Now the 11-day extravaganza which begins in four days is bulging with more than 100 performances from 140 schools and community groups - more than twice last year's number.
It is this remarkable participation which marks the festival as something different - for it encourages the children to do their own experiments with art.
The festival has drawn budding talent from many cultures from the Discovery Bay International School to the Baha'i Youth Group, all aged between five and 25. And Ms McAlister is particularly excited that 90 local Chinese schools are joining in this time.
'The festival is bilingual and is not merely for the English-speaking students,' she said. 'Chinese students are dipping their toes in visual arts, and hopefully they'll expand their involvement in stage performances next time.' However, getting the territory's young people to believe they could create their own art has proved much easier than getting others to believe in the festival.
The event relies solely on ticket sales for cash. It has yet to receive support from commercial sponsors and the Government's Arts Development Council, though the Regional Council has provided free venues.
'We're disappointed at the Government's reluctance to commit to this young but worthwhile project,' said Maggie Fung Kwok Ching-yee, executive director of Business For Art, an organisation that helps Ms McAlister look for sponsors.
'But without the needed support, we aren't sure if there'll be another festival next year.' True to its slogan, 'Bringing Art To You', this year's festival has two ambitious projects.
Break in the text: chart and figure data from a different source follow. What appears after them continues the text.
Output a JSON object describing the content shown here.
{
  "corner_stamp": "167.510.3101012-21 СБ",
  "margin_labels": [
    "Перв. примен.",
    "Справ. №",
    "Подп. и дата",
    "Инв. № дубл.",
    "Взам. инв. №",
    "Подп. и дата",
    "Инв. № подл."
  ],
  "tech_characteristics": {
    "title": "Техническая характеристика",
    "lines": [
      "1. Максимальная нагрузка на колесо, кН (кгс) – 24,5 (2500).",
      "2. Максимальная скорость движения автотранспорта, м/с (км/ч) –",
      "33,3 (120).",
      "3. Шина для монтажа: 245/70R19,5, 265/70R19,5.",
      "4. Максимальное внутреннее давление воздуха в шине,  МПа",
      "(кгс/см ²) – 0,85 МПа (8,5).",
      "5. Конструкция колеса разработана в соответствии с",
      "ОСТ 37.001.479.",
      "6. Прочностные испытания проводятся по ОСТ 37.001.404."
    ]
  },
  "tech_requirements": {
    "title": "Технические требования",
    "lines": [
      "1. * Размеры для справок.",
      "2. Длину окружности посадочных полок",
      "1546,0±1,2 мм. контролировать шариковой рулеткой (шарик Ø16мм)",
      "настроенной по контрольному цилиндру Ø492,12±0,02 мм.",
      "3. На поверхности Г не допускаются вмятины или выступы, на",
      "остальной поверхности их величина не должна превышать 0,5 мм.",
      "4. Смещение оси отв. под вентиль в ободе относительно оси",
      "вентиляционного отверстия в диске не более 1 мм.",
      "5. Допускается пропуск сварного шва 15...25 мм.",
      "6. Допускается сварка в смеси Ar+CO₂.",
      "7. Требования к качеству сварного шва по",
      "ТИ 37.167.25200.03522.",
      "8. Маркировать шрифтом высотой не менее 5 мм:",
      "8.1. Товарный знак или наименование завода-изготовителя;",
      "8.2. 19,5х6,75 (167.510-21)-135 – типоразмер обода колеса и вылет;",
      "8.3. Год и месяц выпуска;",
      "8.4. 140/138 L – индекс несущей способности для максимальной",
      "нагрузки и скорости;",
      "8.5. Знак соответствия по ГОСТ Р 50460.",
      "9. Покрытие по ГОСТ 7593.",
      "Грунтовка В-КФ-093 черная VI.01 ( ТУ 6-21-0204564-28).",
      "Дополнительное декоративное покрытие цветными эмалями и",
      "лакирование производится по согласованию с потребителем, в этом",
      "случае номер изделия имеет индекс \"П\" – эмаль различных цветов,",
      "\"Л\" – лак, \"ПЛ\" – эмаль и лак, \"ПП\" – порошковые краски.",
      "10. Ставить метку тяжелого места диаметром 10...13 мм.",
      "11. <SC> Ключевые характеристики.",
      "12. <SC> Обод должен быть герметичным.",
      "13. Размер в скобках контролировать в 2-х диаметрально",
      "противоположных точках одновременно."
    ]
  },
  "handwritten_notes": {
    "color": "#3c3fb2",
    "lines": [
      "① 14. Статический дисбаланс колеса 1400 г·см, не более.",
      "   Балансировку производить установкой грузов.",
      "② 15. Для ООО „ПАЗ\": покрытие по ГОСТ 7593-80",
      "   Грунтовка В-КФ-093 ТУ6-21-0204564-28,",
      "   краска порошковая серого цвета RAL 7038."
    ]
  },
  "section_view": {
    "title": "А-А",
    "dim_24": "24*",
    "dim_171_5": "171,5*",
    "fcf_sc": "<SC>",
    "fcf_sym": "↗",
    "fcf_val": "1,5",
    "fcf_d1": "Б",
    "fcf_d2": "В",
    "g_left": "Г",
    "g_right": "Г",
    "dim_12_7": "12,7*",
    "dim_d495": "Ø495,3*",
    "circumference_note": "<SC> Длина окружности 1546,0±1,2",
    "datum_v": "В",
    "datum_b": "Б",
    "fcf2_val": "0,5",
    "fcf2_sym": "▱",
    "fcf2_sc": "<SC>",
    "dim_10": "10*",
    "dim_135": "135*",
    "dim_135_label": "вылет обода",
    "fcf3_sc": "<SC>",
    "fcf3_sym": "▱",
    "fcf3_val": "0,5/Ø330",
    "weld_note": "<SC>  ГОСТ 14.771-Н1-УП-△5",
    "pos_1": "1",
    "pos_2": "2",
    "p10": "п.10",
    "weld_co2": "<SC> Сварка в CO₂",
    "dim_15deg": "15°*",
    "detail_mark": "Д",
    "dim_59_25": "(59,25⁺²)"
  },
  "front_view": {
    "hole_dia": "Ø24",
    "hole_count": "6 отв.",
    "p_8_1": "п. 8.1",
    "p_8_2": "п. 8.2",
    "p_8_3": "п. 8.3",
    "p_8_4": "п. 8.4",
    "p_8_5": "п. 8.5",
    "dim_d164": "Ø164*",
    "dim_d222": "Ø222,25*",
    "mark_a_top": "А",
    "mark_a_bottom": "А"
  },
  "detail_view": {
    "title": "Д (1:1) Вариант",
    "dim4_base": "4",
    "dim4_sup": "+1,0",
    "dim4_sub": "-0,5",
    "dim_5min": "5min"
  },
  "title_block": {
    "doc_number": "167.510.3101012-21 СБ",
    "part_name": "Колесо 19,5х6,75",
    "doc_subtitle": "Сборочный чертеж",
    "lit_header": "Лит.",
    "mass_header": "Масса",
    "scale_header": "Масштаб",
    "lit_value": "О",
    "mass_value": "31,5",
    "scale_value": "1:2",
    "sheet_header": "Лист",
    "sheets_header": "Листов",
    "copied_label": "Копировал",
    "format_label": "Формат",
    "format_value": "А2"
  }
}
The District Youth Theatre Initiative has offered small grants to district art groups to encourage them to create performances for their local communities.
The Artists In Schools Programme, on the other hand, has invited nine professional artists to work with teachers and students in 17 schools in such mediums as mime, drawing, pottery, drama and stage management.
The festival has even provided an opportunity for an exchange with Australia's Canberra Youth Theatre Company who will perform the fantasy, Piper At The Gates Of Hell.
Some other highlights include theatrical works Earth Story, Peach-Blossoms Eyes, Nightmares, Fine Feline Friends, Lakota and Black Verse, a poetry presentation on the darker side of human nature.
Lending extra strength to the festival are the energetic Chung Ying Theatre and City Contemporary Dance Company who will conduct workshop-cum-performance projects with schools and universities.